To answer these questions, we first have to determine just what is meant by “patriotism.”

What Is Patriotism?

Once the American Revolutionaries had successfully declared and then claimed their independence from the British Empire, they decided to set up a new kind of government. No longer would kings and queens rule subjects – citizens would be part of a democratic-republic. One unfortunate side-effect of this was that it soon became commonly accepted that a country’s people and its government were one in the same. Thus, patriotism – love of one’s land and its people – quickly became conflated with nationalism. This conflation continues to this day.

The reality, as libertarian economists and moral philosophers of the twentieth century demonstrated, is that the government is always distinct from the people it rules.

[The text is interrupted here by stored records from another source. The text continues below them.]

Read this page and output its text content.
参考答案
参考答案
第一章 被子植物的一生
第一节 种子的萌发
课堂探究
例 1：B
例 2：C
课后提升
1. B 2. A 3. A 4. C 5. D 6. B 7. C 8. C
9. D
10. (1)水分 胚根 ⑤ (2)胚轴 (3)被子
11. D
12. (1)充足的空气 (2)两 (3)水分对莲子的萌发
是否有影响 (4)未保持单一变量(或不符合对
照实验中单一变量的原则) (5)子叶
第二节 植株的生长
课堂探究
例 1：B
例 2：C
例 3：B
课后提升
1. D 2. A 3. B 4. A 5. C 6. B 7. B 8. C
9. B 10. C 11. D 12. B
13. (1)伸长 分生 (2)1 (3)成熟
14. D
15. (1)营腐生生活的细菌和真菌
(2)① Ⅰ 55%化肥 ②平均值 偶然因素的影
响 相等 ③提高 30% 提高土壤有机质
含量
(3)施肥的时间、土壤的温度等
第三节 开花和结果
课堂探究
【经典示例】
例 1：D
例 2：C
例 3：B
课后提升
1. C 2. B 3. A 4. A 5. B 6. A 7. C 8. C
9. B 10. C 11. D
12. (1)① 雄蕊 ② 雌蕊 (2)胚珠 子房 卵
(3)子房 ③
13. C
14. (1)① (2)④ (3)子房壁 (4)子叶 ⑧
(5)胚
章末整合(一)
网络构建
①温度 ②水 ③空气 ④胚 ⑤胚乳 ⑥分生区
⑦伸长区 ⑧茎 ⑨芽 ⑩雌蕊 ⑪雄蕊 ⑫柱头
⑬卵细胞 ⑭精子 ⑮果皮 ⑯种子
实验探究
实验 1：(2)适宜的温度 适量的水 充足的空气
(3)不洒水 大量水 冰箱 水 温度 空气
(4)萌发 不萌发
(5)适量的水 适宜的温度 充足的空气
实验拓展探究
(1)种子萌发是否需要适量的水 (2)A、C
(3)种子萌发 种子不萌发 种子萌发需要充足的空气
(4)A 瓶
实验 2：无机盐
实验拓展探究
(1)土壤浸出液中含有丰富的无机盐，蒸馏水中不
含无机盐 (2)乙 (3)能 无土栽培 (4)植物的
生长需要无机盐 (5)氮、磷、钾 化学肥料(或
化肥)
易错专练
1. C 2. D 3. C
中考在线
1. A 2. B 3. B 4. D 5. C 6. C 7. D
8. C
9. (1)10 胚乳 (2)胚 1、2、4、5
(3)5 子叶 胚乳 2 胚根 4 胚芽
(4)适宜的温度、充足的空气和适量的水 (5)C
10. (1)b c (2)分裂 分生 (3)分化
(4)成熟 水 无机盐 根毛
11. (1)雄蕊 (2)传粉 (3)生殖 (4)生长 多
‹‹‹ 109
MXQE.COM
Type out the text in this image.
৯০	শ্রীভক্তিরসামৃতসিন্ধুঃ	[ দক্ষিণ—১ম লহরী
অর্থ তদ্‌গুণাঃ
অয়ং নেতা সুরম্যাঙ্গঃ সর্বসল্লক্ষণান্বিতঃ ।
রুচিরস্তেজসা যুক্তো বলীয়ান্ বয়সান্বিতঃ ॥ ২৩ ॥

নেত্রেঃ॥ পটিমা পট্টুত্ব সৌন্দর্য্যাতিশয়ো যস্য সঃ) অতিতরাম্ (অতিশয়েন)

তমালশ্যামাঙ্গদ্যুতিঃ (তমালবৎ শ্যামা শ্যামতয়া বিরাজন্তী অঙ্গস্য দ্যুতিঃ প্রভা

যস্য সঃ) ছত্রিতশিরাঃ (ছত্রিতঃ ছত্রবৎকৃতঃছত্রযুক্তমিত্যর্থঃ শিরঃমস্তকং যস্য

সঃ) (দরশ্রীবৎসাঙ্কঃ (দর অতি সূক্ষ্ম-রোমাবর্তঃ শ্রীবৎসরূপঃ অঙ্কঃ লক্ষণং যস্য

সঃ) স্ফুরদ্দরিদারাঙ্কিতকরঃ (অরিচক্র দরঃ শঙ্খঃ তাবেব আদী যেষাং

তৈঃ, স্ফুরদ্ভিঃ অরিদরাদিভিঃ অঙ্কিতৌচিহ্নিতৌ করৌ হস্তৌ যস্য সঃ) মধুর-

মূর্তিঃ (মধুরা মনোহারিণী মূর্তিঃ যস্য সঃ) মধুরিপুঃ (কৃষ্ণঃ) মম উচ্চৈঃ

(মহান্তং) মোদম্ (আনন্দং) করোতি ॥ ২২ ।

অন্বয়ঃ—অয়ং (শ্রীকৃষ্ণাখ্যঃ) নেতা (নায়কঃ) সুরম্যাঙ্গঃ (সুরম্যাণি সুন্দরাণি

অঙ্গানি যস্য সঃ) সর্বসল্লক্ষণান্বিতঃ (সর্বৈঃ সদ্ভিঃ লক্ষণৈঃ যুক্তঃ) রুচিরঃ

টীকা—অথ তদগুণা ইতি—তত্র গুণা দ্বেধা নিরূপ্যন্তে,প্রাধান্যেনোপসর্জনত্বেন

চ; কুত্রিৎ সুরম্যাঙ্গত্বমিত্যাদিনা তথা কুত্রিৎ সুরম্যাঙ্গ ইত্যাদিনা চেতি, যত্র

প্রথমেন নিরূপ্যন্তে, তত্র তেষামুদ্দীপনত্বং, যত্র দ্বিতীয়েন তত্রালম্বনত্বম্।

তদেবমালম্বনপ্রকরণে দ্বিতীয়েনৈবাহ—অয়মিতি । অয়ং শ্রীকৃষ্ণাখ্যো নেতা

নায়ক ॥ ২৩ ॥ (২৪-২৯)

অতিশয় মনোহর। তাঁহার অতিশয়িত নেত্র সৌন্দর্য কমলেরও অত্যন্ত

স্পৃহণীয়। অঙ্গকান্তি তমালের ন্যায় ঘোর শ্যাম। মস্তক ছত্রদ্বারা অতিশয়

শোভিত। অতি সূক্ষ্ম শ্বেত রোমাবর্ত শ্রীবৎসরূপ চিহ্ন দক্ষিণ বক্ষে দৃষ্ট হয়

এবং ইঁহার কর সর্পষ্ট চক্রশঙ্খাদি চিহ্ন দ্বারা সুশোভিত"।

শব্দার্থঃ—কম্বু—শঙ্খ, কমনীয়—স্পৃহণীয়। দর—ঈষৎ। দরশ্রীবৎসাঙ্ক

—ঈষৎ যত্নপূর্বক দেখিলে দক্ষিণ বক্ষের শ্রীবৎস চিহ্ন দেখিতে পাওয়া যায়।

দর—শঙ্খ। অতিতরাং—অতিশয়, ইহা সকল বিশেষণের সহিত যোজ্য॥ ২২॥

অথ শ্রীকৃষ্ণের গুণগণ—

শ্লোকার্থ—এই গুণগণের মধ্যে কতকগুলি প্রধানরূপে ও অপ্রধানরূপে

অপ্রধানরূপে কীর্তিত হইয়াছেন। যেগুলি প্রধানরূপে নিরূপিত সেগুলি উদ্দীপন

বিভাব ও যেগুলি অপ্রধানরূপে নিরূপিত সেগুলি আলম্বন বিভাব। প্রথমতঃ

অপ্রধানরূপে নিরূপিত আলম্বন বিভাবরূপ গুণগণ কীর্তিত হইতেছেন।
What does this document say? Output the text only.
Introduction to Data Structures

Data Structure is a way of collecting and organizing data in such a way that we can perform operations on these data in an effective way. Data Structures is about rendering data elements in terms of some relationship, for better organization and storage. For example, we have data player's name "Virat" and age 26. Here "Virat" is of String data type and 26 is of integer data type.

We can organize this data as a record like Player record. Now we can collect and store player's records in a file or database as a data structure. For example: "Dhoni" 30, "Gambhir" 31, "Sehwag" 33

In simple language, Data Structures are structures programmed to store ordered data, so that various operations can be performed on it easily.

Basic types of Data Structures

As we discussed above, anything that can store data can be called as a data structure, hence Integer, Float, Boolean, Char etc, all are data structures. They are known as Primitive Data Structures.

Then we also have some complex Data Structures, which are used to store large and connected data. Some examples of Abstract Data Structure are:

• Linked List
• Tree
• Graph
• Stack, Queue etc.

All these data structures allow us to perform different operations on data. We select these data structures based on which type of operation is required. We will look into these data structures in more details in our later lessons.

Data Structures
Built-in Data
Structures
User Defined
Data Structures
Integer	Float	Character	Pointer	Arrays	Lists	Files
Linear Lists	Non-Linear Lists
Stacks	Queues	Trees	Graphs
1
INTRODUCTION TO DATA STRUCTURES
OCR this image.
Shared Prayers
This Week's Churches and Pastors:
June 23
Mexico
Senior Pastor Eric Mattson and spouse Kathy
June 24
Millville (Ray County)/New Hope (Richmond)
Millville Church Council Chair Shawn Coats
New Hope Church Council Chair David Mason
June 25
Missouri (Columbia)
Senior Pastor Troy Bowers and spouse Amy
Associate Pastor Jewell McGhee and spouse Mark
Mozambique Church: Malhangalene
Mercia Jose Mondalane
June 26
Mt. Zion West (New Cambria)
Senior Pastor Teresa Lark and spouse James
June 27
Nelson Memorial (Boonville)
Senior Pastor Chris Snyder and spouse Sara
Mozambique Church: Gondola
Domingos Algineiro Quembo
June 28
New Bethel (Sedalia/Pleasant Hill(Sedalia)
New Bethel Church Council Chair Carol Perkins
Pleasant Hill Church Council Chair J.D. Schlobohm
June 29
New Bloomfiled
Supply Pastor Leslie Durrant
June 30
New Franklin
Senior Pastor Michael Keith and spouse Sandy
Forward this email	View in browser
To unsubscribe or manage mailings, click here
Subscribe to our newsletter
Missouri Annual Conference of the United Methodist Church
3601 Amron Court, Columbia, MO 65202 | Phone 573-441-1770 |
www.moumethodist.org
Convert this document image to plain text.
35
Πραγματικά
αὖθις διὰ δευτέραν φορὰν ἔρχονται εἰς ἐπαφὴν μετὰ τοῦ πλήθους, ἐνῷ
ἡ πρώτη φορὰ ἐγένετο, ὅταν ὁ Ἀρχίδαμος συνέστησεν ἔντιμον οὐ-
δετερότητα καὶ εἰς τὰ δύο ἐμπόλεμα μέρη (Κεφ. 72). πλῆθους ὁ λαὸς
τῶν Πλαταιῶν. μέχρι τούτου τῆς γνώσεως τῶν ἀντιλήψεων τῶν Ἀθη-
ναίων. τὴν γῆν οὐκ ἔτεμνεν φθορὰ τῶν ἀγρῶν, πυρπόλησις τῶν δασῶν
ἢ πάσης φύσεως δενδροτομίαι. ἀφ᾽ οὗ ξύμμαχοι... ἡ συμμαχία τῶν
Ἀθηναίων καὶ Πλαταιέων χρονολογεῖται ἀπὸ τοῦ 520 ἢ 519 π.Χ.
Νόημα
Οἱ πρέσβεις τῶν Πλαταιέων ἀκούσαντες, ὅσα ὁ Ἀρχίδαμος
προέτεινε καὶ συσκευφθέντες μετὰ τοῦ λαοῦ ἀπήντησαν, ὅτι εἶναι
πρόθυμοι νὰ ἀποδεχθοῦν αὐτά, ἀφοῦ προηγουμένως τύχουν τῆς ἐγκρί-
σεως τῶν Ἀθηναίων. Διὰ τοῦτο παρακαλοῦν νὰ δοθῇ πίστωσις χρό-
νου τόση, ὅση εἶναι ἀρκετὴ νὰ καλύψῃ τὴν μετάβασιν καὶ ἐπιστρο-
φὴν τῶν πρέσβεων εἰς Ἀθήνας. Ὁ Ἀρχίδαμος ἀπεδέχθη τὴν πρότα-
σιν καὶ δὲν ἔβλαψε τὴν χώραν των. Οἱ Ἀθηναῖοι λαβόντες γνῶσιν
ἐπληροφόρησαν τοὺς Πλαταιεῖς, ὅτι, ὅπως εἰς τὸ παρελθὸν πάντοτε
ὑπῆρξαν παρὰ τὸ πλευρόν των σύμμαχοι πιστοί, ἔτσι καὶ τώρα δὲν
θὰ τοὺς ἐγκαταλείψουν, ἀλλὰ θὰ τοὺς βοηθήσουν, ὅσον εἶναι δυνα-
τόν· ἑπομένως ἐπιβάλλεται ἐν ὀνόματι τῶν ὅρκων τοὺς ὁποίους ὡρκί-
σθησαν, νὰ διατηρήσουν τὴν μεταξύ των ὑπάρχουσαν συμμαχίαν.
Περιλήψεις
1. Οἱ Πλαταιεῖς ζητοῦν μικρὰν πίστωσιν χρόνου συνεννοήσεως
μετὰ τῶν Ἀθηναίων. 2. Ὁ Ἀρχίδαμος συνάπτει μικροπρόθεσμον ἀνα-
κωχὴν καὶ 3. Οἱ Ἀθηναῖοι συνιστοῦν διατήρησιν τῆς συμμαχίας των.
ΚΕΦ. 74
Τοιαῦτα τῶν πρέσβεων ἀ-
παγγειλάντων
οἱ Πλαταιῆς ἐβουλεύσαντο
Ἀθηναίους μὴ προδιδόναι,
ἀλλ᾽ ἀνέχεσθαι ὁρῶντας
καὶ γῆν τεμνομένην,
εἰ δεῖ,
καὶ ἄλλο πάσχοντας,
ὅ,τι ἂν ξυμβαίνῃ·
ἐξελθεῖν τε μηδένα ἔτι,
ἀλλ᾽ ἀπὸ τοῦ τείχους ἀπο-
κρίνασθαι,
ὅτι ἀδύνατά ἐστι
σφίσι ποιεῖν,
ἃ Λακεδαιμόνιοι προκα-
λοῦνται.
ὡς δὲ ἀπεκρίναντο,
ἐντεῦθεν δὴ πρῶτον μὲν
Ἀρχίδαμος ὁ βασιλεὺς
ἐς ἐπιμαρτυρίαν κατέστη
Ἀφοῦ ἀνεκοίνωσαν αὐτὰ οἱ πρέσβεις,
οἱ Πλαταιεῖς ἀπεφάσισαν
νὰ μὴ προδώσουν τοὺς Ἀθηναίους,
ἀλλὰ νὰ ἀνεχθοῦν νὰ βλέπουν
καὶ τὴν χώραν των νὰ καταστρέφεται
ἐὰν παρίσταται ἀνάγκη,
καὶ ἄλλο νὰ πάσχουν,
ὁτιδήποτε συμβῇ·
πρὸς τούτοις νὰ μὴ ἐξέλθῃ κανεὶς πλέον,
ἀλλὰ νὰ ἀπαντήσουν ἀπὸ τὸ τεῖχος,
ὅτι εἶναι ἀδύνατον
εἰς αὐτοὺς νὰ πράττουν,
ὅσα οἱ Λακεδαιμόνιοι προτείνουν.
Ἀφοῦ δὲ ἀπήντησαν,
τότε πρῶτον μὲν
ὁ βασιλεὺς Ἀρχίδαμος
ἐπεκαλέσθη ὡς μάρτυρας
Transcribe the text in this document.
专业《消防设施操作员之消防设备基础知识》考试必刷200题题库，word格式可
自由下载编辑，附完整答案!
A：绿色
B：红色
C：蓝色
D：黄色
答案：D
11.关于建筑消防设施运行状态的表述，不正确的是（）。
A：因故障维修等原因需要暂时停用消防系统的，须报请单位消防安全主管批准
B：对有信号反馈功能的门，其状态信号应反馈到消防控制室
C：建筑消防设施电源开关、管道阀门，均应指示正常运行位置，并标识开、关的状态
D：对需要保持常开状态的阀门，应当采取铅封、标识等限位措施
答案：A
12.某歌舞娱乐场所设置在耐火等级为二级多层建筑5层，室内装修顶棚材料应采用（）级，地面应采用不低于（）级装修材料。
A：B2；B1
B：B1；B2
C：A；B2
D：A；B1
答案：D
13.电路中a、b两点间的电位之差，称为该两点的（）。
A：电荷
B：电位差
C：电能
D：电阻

Democratic-republicanism is just the new guise that tyranny takes, as wealth is redistributed from the productive class (workers in the private sector) to the political one (government employees and contractors, and entitlement beneficiaries). If you’re a member of the productive class, then your best interests are not being served by your government – you can indeed love your country while distrusting (or even despising) your government.

But what about cheering on another country – one that is a rival and potential enemy of your government? That can’t be patriotic, can it?

Is It Unpatriotic to Root for China?

On Friday, gold and silver both fell on news that Chinese economic growth was slowing. American nationalists cheer any bad news out of China, but these nationalists are the same ones who see no problem with the Federal Reserve and the entire system of fiat-money central banking – they don’t own gold; they put their faith in the U.S. federal government.

Gold and silver bugs should have no problem cheering China’s economic development. Yes, the country’s government is still nominally communist, but the economic advances made by the nation are all thanks to market reforms. Every piece of good economic news out of China is a blow against its ruling regime. Every bit of bad news – like Friday’s – only serves to discredit capitalism there.

The Future of Freedom

Are nationalists patriots? The answer is definitely “no,” so long as you define patriotism as loving one’s country and its people. After all, government-loving nationalists are in fact supporting the very institution – the federal government – that is bankrupting their country and its people. In this sense, nationalists are the epitome of unpatriotic.

If you believe in sound money and a free economy, then perhaps anything that causes the price of gold and silver to rise should be met with your tacit support. Even horrible things, such as wars, that drive up the price of precious metals, may in fact signal long-term gains for humanity. After all, inflation is the process by which a government’s currency becomes worthless, and when that ultimately happens, the current regime of fiscal recklessness and monetary insanity will come to an end. Then, perhaps freedom.